No, keep the migrations. (Some people advocate consolidating old
migrations, but I’ve never done this.)
And my guess is that it would speed up
launch time (which is become an issue for me…)
Then you guess wrong. Migrations have nothing at all to do with startup
time.
Good idea? Bad idea? Do people do this? If so, is there some rake
task to simplify the process?
TIA.
Best,
Marnen Laibow-Koser
http://www.marnen.org
[email protected]
Your migrations are really just a set of steps to a specific point. I
have seen and done ‘migration maintenance’ multiple ways.

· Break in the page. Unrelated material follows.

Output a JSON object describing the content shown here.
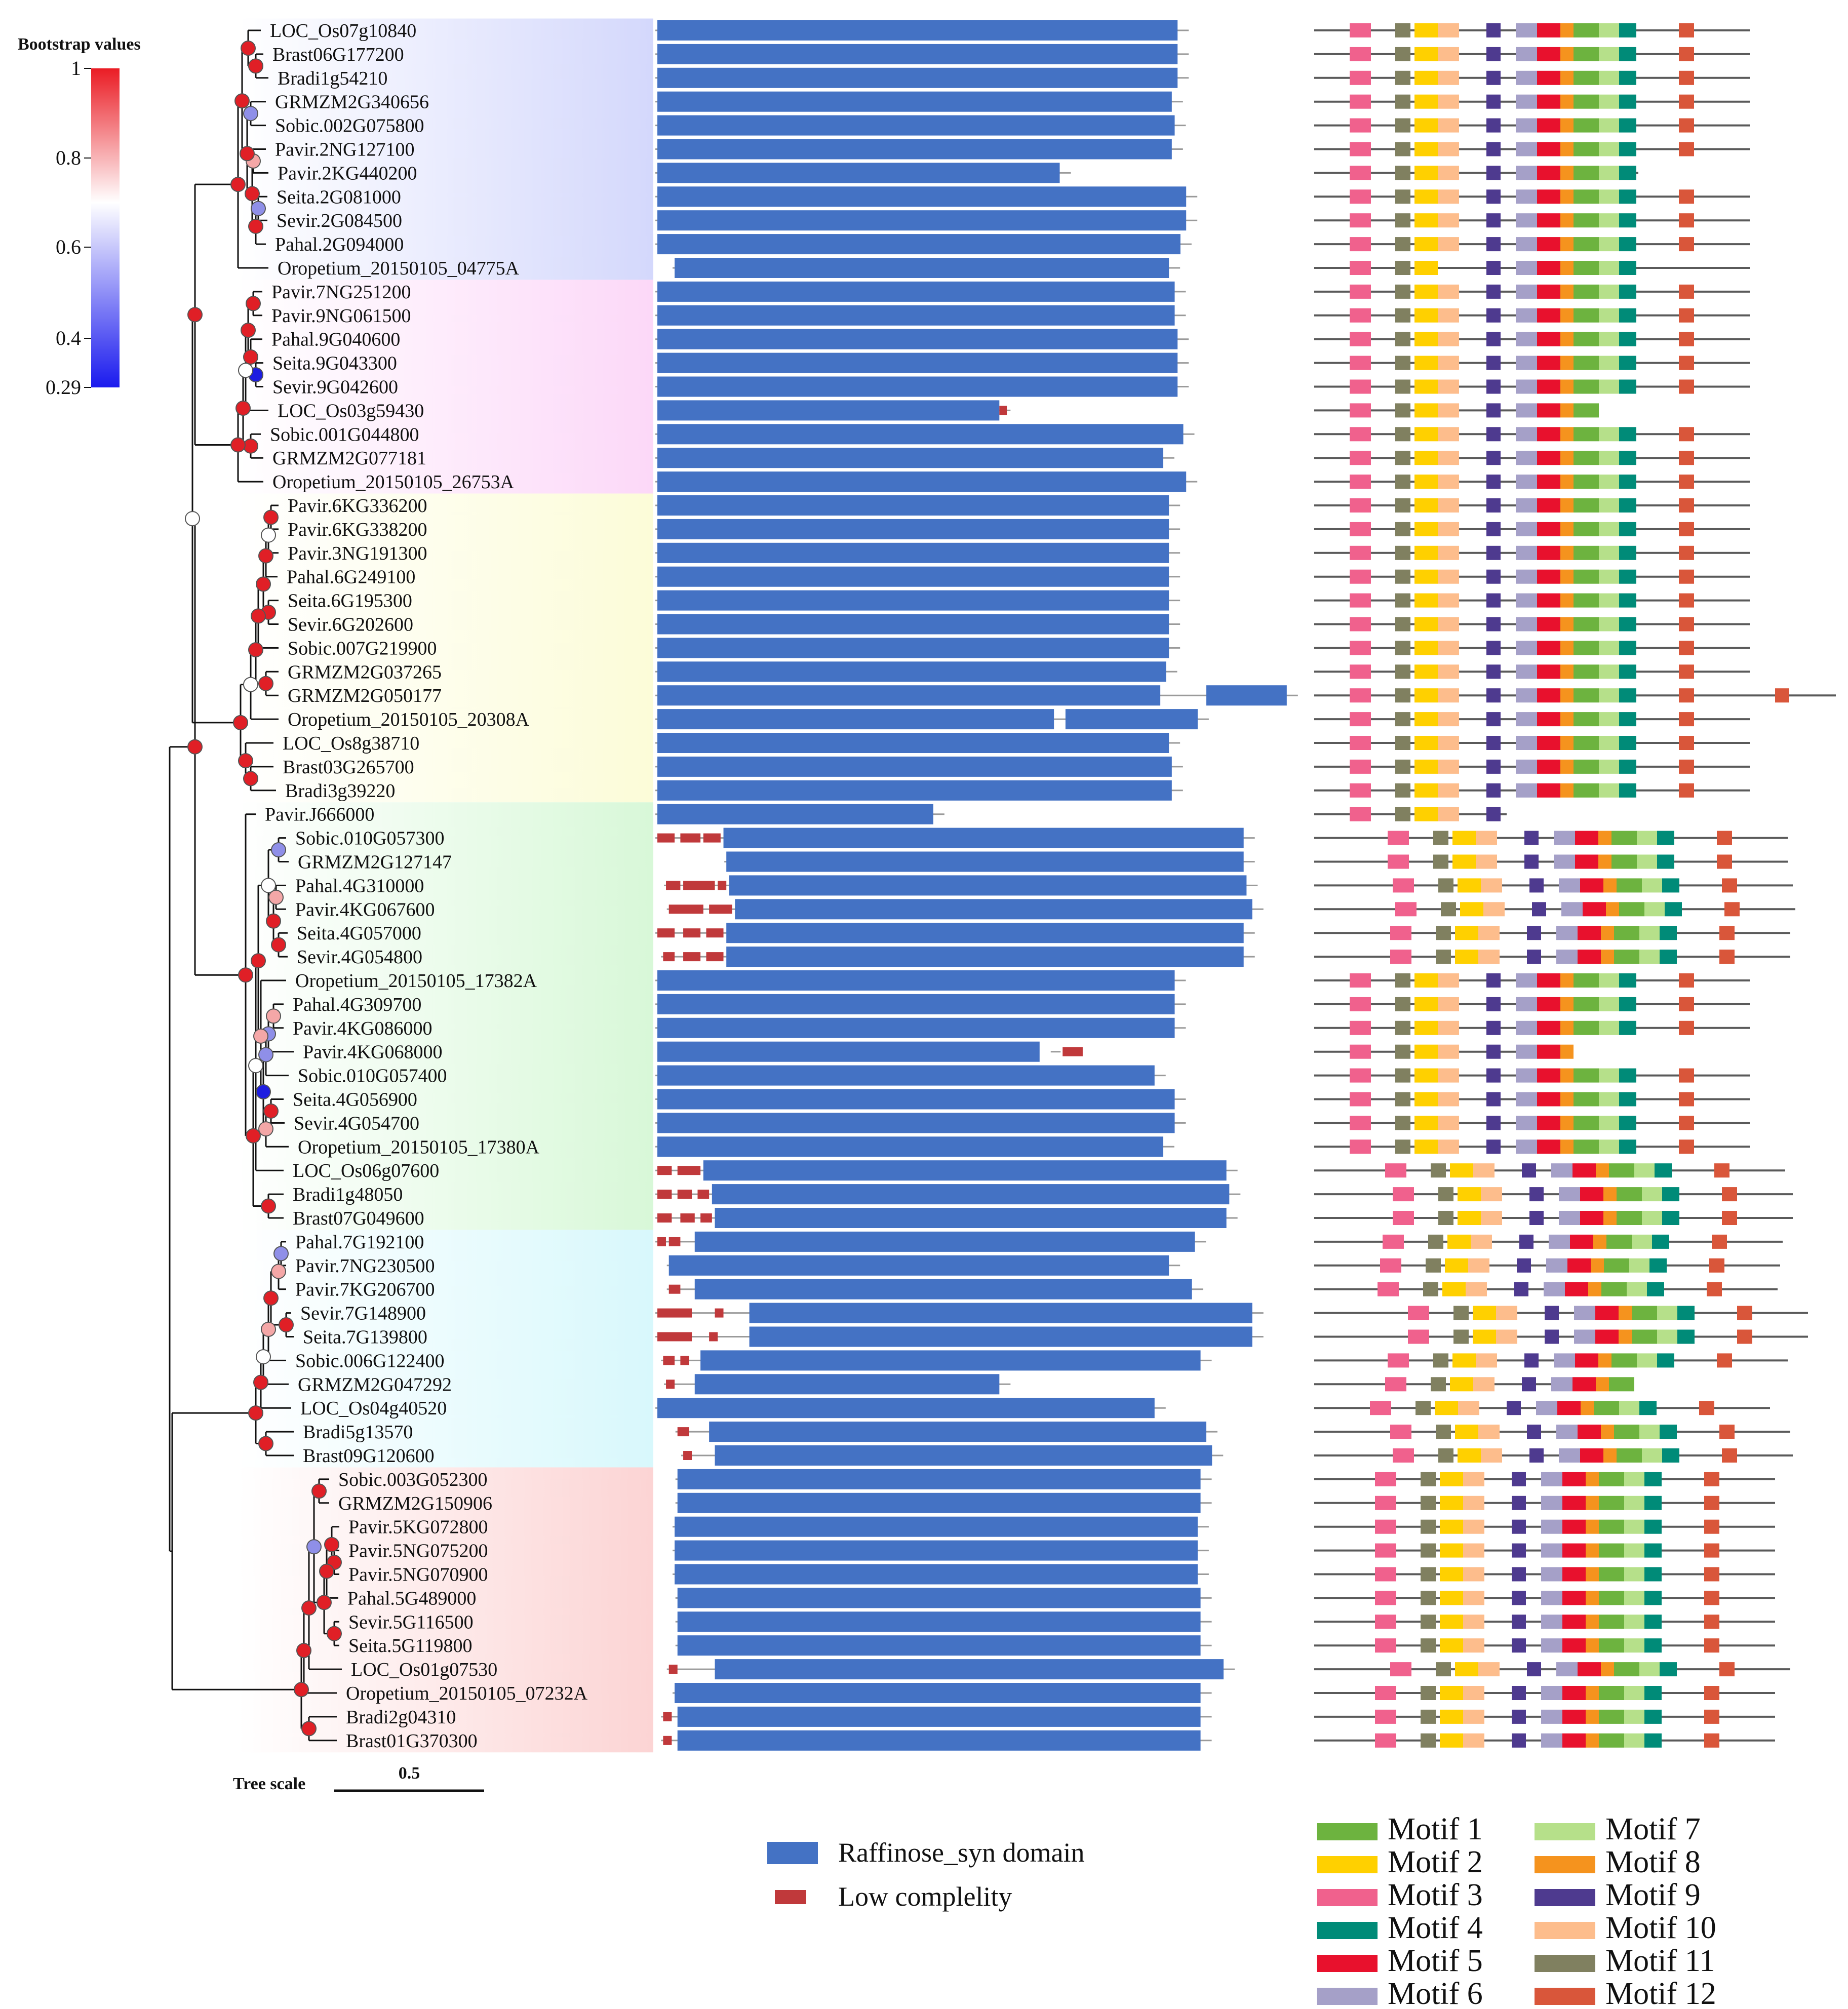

On one team, there is a certain ‘sanctity’ to the notions of migrations,
and they are all kept separate and unaltered. Blew it in your last
migration? Well, make a new one and fix it. All the ugly history is
there.
On another, at each general delivery release, migrations are accompanied
with a ‘compaction’ of migrations for that release into a unified single
step. As one person said, “No need to keep the dirty laundry laying
about.”
Either way works, just depends on the situation. And as Marnen
mentioned, version control is your friend no matter which method you
choose.
@Robert W.:
How would that speed up launch time?
…
I could be wrong, but I don’t see the issue.
Meh. You are right. Chalk this brain bubble up to a solid week of 18
hour coding sessions. My error.
@Marnen Laibow-Koser
You should have that [db/schema.rb] in version control.